Genentech is paying Immunocore $100 million upfront and near-term milestone payments. Once proof-of-concept data is available, Immunocore will have the option to continue to co-develop IMC-C103C through commercialization or to license it to Genentech for royalties and milestone payments.
“MAGE-A4 is a known cancer-associated antigen expressed in a wide range of malignancies,” stated Andrew Hotchkiss, chief executive officer of Immunocore. “Genentech is a leader in oncology with extensive immunology expertise, with whom we’ve had a good collaborative relationship for several years. We look forward to embarking upon this partnership to investigate whether IMC-C103C could ultimately improve the lives of people with MAGE-A4 positive cancers.”
The two companies’ original collaboration was signed in 2013. Immunocore has a collection of partnerships with AstraZeneca, GlaxoSmithKline, Eli Lilly, Roche and the Bill & Melinda Gates Foundation.
In August, Immunocore announced it had dosed the first patient in a Phase I clinical trial, part of its ongoing collaboration with GSK, of IMCnyeso. This is also an ImmTAC molecule. It is being tested in patients with non-small cell lung cancer (NSCLC), bladder cancer, melanoma and synovial sarcoma that are positive for NY-ESO-1 and/or LAGE-1A. That first patient being treated triggered an undisclosed milestone payment to Immunocore.
The collaboration with GSK was also launched in 2013. ImmTAC stands for Immune mobilizing monoclonal TCRs against cancer. They are a new class of bi-specific biologics that are designed to overcome limitations of other immuno-oncology therapeutics by combining a T cell receptor (TCR)-targeting system with an anti-CD3 effector capability. This activates a potent and specific T cell response to cancer cells.
The company is working in three therapeutic areas: oncology, infectious disease, and autoimmune diseases. In infectious disease, the company applies its TCR technology platform against viruses or bacteria (ImmTAV or ImmTAB). Its initial focus is on HIV, chronic Hepatitis B and Tuberculosis (TB).

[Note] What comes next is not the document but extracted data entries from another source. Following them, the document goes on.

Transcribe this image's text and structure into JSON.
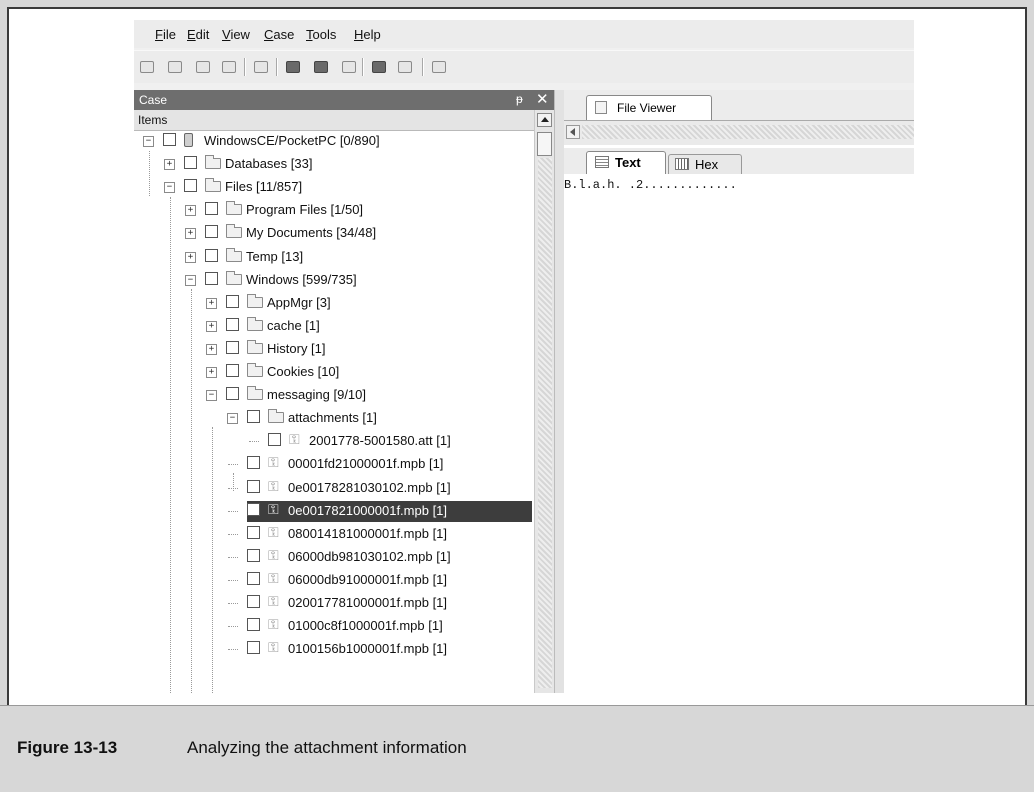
{
  "menu": [
    "File",
    "Edit",
    "View",
    "Case",
    "Tools",
    "Help"
  ],
  "toolbar_icons": [
    "new-icon",
    "open-icon",
    "save-icon",
    "undo-icon",
    "properties-icon",
    "search-icon",
    "find-icon",
    "bookmark-icon",
    "export-icon",
    "disabled-export-icon",
    "report-icon"
  ],
  "case_panel": {
    "title": "Case",
    "pin": "ᵽ",
    "close": "✕",
    "items_header": "Items"
  },
  "tree": [
    {
      "label": "WindowsCE/PocketPC [0/890]",
      "icon": "device",
      "expander": "−"
    },
    {
      "label": "Databases [33]",
      "icon": "folder",
      "expander": "+"
    },
    {
      "label": "Files [11/857]",
      "icon": "folder",
      "expander": "−"
    },
    {
      "label": "Program Files [1/50]",
      "icon": "folder",
      "expander": "+"
    },
    {
      "label": "My Documents [34/48]",
      "icon": "folder",
      "expander": "+"
    },
    {
      "label": "Temp [13]",
      "icon": "folder",
      "expander": "+"
    },
    {
      "label": "Windows [599/735]",
      "icon": "folder",
      "expander": "−"
    },
    {
      "label": "AppMgr [3]",
      "icon": "folder",
      "expander": "+"
    },
    {
      "label": "cache [1]",
      "icon": "folder",
      "expander": "+"
    },
    {
      "label": "History [1]",
      "icon": "folder",
      "expander": "+"
    },
    {
      "label": "Cookies [10]",
      "icon": "folder",
      "expander": "+"
    },
    {
      "label": "messaging [9/10]",
      "icon": "folder",
      "expander": "−"
    },
    {
      "label": "attachments [1]",
      "icon": "folder",
      "expander": "−"
    },
    {
      "label": "2001778-5001580.att [1]",
      "icon": "lock",
      "expander": ""
    },
    {
      "label": "00001fd21000001f.mpb [1]",
      "icon": "lock",
      "expander": ""
    },
    {
      "label": "0e00178281030102.mpb [1]",
      "icon": "lock",
      "expander": ""
    },
    {
      "label": "0e0017821000001f.mpb [1]",
      "icon": "lock",
      "expander": "",
      "selected": true
    },
    {
      "label": "080014181000001f.mpb [1]",
      "icon": "lock",
      "expander": ""
    },
    {
      "label": "06000db981030102.mpb [1]",
      "icon": "lock",
      "expander": ""
    },
    {
      "label": "06000db91000001f.mpb [1]",
      "icon": "lock",
      "expander": ""
    },
    {
      "label": "020017781000001f.mpb [1]",
      "icon": "lock",
      "expander": ""
    },
    {
      "label": "01000c8f1000001f.mpb [1]",
      "icon": "lock",
      "expander": ""
    },
    {
      "label": "0100156b1000001f.mpb [1]",
      "icon": "lock",
      "expander": ""
    }
  ],
  "viewer": {
    "tab": "File Viewer",
    "subtabs": {
      "text": "Text",
      "hex": "Hex"
    },
    "content": "B.l.a.h. .2............."
  },
  "caption": {
    "number": "Figure 13-13",
    "text": "Analyzing the attachment information"
  }
}
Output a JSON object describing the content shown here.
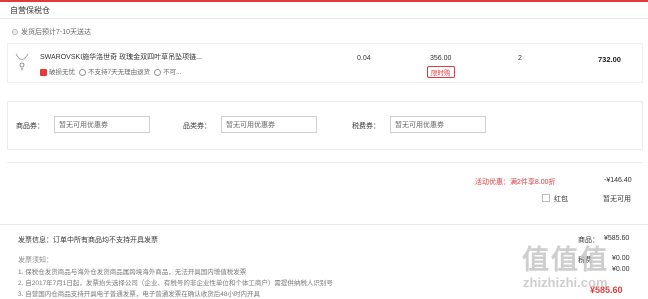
{
  "section": {
    "title": "自营保税仓"
  },
  "shipping": {
    "text": "发货后预计7-10天送达"
  },
  "item": {
    "name": "SWAROVSKI施华洛世奇 玫瑰金双四叶草吊坠项链...",
    "service_badge": "破损无忧",
    "service_2": "不支持7天无理由退货",
    "service_3": "不可...",
    "tax": "0.04",
    "price": "356.00",
    "limit_tag": "限时购",
    "qty": "2",
    "subtotal": "732.00"
  },
  "coupons": [
    {
      "label": "商品券：",
      "placeholder": "暂无可用优惠券"
    },
    {
      "label": "品类券：",
      "placeholder": "暂无可用优惠券"
    },
    {
      "label": "税费券：",
      "placeholder": "暂无可用优惠券"
    }
  ],
  "summary": {
    "promo_label": "活动优惠：满2件享8.00折",
    "promo_amount": "-¥146.40",
    "redpack_label": "红包",
    "redpack_status": "暂无可用"
  },
  "invoice": {
    "info": "发票信息：订单中所有商品均不支持开具发票",
    "notice_title": "发票须知：",
    "notice_lines": [
      "1. 保税仓发货商品与海外仓发货商品属跨境海外商品，无法开具国内增值税发票",
      "2. 自2017年7月1日起，发票抬头选择公司（企业、有税号的非企业性单位和个体工商户）需提供纳税人识别号",
      "3. 自营国内仓商品支持开具电子普通发票，电子普通发票在确认收货后48小时内开具"
    ]
  },
  "totals": {
    "goods_label": "商品：",
    "goods_value": "¥585.60",
    "tax_label": "税费：",
    "tax_value": "¥0.00",
    "freight_value": "¥0.00",
    "grand_total": "¥585.60"
  },
  "watermark": {
    "text": "值值值",
    "url": "zhizhizhi.com"
  },
  "colors": {
    "accent": "#e4393c",
    "border": "#ececec"
  }
}
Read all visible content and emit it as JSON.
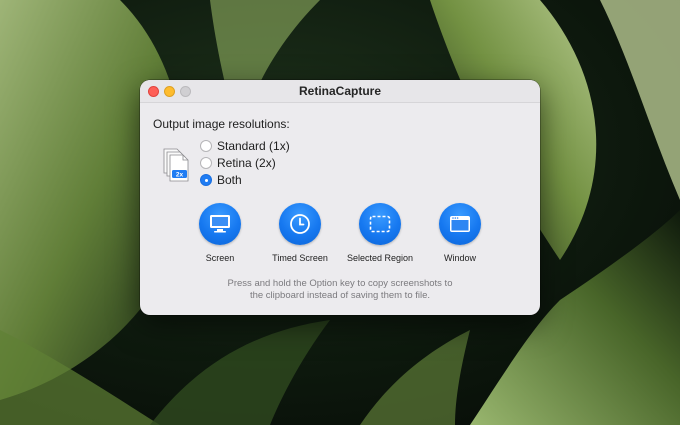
{
  "window": {
    "title": "RetinaCapture"
  },
  "resolution": {
    "label": "Output image resolutions:",
    "icon_badge": "2x",
    "options": [
      {
        "label": "Standard (1x)",
        "checked": false
      },
      {
        "label": "Retina (2x)",
        "checked": false
      },
      {
        "label": "Both",
        "checked": true
      }
    ]
  },
  "actions": [
    {
      "label": "Screen",
      "icon": "display-icon"
    },
    {
      "label": "Timed Screen",
      "icon": "clock-icon"
    },
    {
      "label": "Selected Region",
      "icon": "dashed-selection-icon"
    },
    {
      "label": "Window",
      "icon": "window-icon"
    }
  ],
  "footer": {
    "line1": "Press and hold the Option key to copy screenshots to",
    "line2": "the clipboard instead of saving them to file."
  },
  "colors": {
    "accent": "#1f7cf3",
    "close": "#fe5f57",
    "minimize": "#febc2e",
    "zoom_disabled": "#d0cfd2",
    "window_bg": "#ecebee"
  }
}
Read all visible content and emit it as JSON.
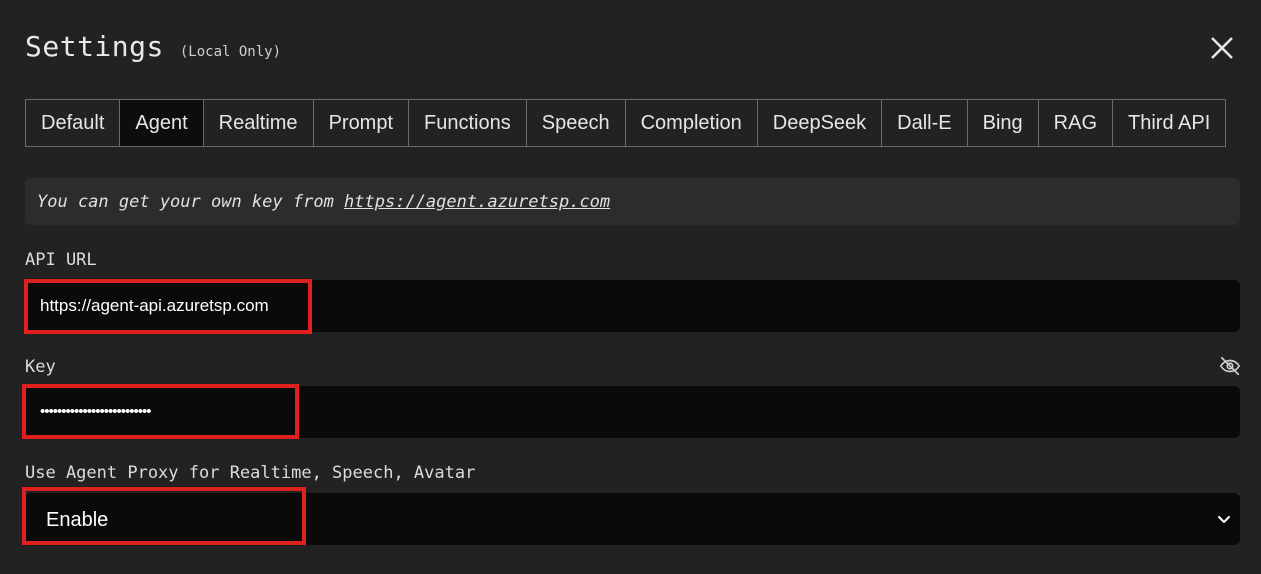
{
  "header": {
    "title": "Settings",
    "subtitle": "(Local Only)",
    "close_icon": "close-icon"
  },
  "tabs": [
    {
      "label": "Default",
      "active": false
    },
    {
      "label": "Agent",
      "active": true
    },
    {
      "label": "Realtime",
      "active": false
    },
    {
      "label": "Prompt",
      "active": false
    },
    {
      "label": "Functions",
      "active": false
    },
    {
      "label": "Speech",
      "active": false
    },
    {
      "label": "Completion",
      "active": false
    },
    {
      "label": "DeepSeek",
      "active": false
    },
    {
      "label": "Dall-E",
      "active": false
    },
    {
      "label": "Bing",
      "active": false
    },
    {
      "label": "RAG",
      "active": false
    },
    {
      "label": "Third API",
      "active": false
    }
  ],
  "info": {
    "text": "You can get your own key from ",
    "link": "https://agent.azuretsp.com"
  },
  "api_url": {
    "label": "API URL",
    "value": "https://agent-api.azuretsp.com"
  },
  "key": {
    "label": "Key",
    "value": "••••••••••••••••••••••••••",
    "toggle_icon": "eye-off-icon"
  },
  "proxy": {
    "label": "Use Agent Proxy for Realtime, Speech, Avatar",
    "selected": "Enable",
    "chevron_icon": "chevron-down-icon"
  },
  "colors": {
    "background": "#222222",
    "field_background": "#0a0a0a",
    "info_background": "#2c2c2c",
    "highlight": "#e0201f"
  }
}
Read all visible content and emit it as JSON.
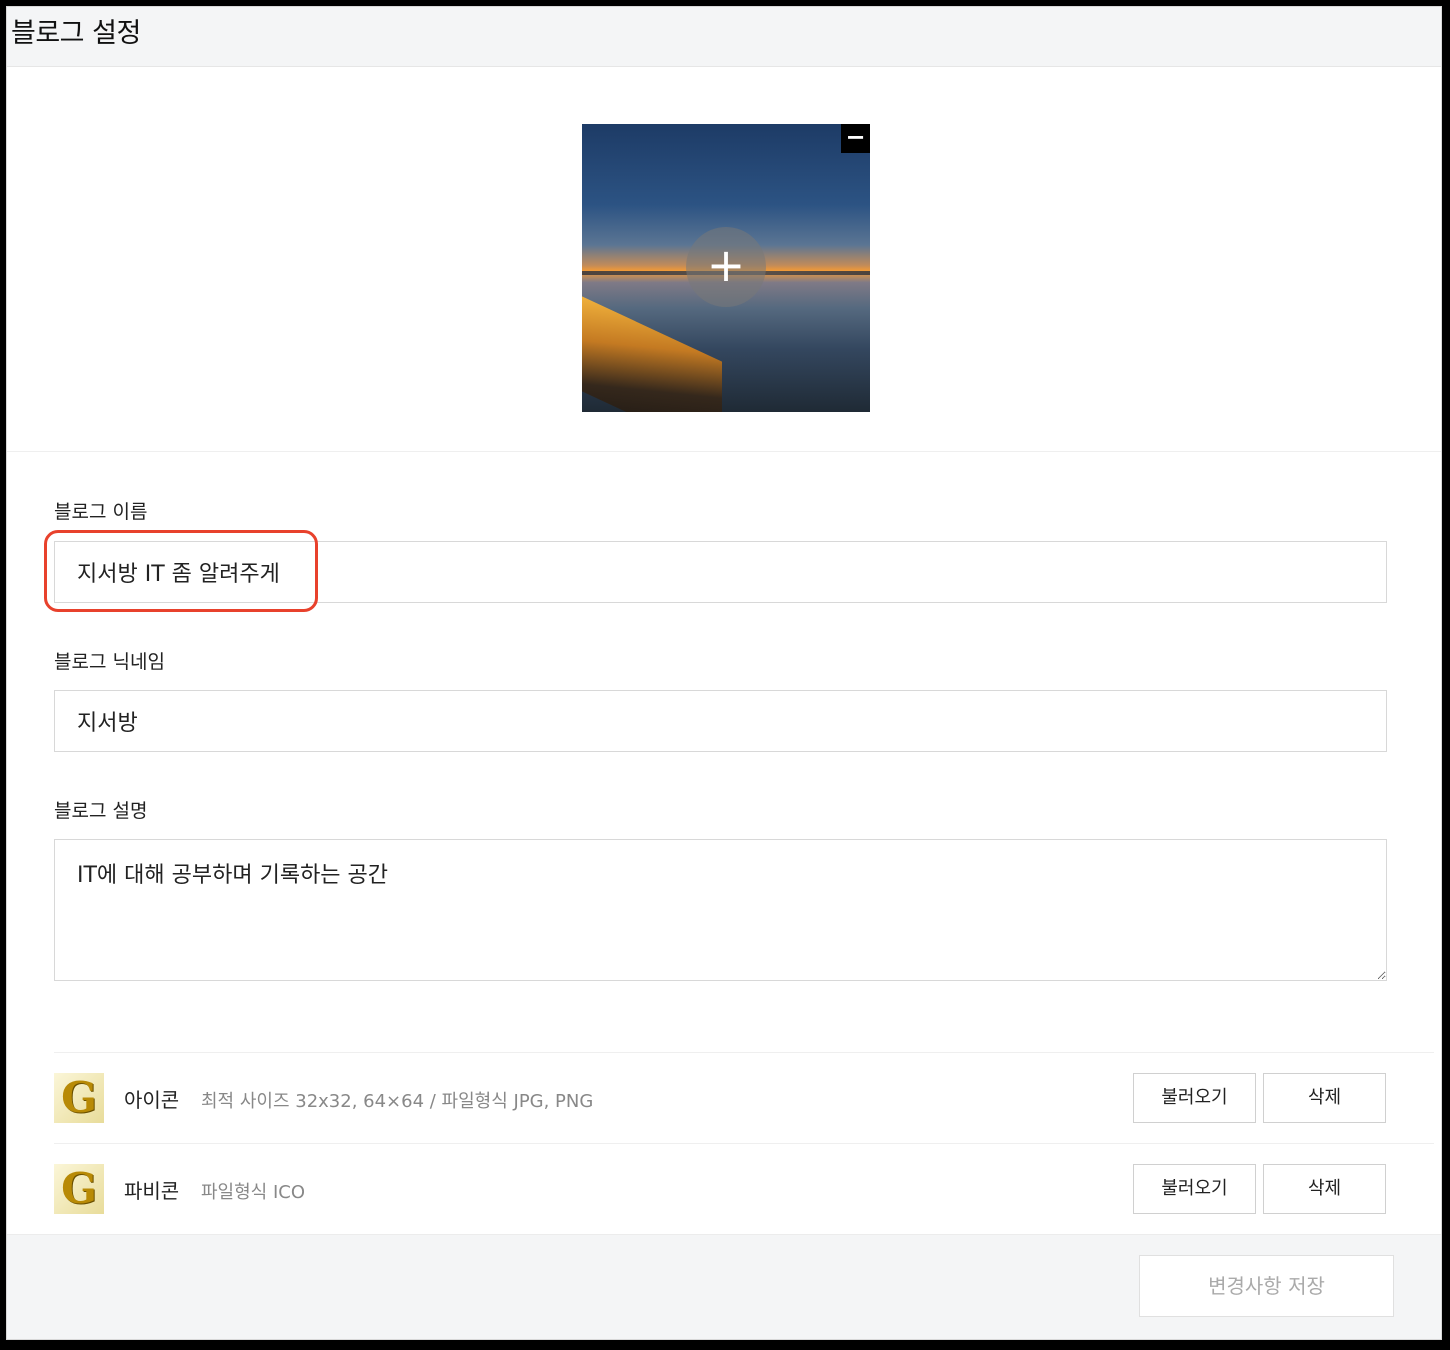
{
  "page": {
    "title": "블로그 설정"
  },
  "cover": {
    "add_symbol": "+",
    "remove_symbol": "−"
  },
  "fields": {
    "name": {
      "label": "블로그 이름",
      "value": "지서방 IT 좀 알려주게"
    },
    "nickname": {
      "label": "블로그 닉네임",
      "value": "지서방"
    },
    "description": {
      "label": "블로그 설명",
      "value": "IT에 대해 공부하며 기록하는 공간"
    }
  },
  "assets": [
    {
      "title": "아이콘",
      "desc": "최적 사이즈 32x32, 64×64 / 파일형식 JPG, PNG",
      "glyph": "G",
      "load_label": "불러오기",
      "delete_label": "삭제"
    },
    {
      "title": "파비콘",
      "desc": "파일형식 ICO",
      "glyph": "G",
      "load_label": "불러오기",
      "delete_label": "삭제"
    }
  ],
  "footer": {
    "save_label": "변경사항 저장"
  },
  "colors": {
    "highlight": "#e8412c",
    "title_bar": "#f4f5f6"
  }
}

In autoimmune diseases, the ImmTAAI (immune mobilizing monoclonal TCRs against autoimmune disease) molecules are made up of a targeted TCR fused to an effector function that can selectively trigger immune suppression in a tissue of interest.
In oncology, Immunocore also has IMCgp100 that it is investigating in metastatic uveal melanoma. At the American Society of Clinical Oncology (ASCO) Annual Meeting in June, the company presented data from the trial showing it had a durable tumor response with a median follow-up of 19.1 months and hadn’t yet reached median overall survival (OS). This is a Phase I study and is a wholly-owned program for the company.
Uveal melanoma is a rare cancer, but the most common form of adult eye cancer. If it metastasizes beyond the eye, less than half of patients survive for one year. Of the 19 patients enrolled in the study in the Phase I portion of the Phase I/II dose escalation trial, 17 were evaluated for efficacy. Of those treated with IMCgp100, there was an 18 percent response rate and a one-year overall survival rate of 74 percent at the time of data cut-off.